Capítulo 17

362 23 1
                                    

Ele

Estou dentro do carro, no estacionamento. Tinha entrado com Honey no hospital, mas meu pai me ligou e como eu queria muito falar com ele sobre o que aconteceu na semana passada, aproveitei que levaram Honey para tirar uma radiografia da mão e vim para o lado de fora conversar com ele, só que a conversa não foi como eu esperava.

Limpo uma lágrima que estava quase escapando de meus olhos ao ouvir uma batida leve no vidro do banco do passageiro, que me tira de meu devaneio, em seguida Honey entra. Seu braço está com uma tala ao envolto da mão direita.

- Tudo bem? - ela pergunta com um olhar meigo.
- Você está com uma mão enfaixada e pergunta para mim se estou bem? - sorrio para ela.

Ela abre um meio sorriso para mim, então o fecha.

- Posso ver que não está bem - diz olhando no fundo de meus olhos.

De alguma forma Honey saber que não estou bem faz com que eu fique pior, não quero que ela me veja assim. Mas parece que não consigo fingir muito bem perto dela. Meus olhos voltam a ficar marejados.

Agora eu sei o que meu pai foi fazer quando disse que precisava resolver umas coisas. Ele foi ver seu médico para saber o resultado dos exames que tinha feito. Exames que eu, seu próprio filho, não sabia que ele tinha feito.

- Está tudo bem - ela diz limpando uma lágrima que caiu em minha bochecha - pode me contar.. se quiser.

Penso um pouco e decido contar a ela. Acho que já tinha decidido que ia contar antes mesmo de pensar, a verdade é que não sei se conseguiria mentir para ela. Afinal, ela mora na minha casa e iria perceber que não estou bem de qualquer forma.

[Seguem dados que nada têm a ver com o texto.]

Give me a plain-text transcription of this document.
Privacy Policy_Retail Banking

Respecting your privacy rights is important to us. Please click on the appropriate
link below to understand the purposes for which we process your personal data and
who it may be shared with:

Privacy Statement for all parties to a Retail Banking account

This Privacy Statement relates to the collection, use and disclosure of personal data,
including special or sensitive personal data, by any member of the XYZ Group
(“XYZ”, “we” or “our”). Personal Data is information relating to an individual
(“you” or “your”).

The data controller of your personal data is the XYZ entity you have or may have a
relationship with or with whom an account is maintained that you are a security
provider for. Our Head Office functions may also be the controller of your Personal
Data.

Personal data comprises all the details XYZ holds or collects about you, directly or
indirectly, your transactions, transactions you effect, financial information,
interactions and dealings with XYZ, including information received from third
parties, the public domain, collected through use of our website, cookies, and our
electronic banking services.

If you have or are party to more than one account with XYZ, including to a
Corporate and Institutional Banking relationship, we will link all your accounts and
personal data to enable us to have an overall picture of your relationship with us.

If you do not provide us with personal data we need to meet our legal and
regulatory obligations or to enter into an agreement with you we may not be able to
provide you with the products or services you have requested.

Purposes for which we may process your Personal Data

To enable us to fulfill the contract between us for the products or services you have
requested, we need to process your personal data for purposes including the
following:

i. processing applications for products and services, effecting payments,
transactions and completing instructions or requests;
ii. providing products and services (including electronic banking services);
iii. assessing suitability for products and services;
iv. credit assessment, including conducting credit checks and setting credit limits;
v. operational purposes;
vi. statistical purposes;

- Meu pai acabou de me ligar. Parece que.. - respiro fundo - ele está com câncer no pulmão. Estágio quatro. Os médicos disseram que as chances dele são baixas, o câncer já atingiu outros órgãos.

Eu estava conseguindo me controlar bem, mas agora contando tudo para Honey parece que tudo é mais real, e algumas pequenas lágrimas começam a cair.
Jamais pensei que choraria por meu pai. Mas também nunca pensei que ele morreria de câncer.
Por mais que meu pai seja cruel quase toda vez que vem me ver, ele é a única família que eu tive durante toda a minha vida. E se já me sinto sozinho mesmo que meu pai esteja vivo, se ele morrer eu realmente não terei mais ninguém.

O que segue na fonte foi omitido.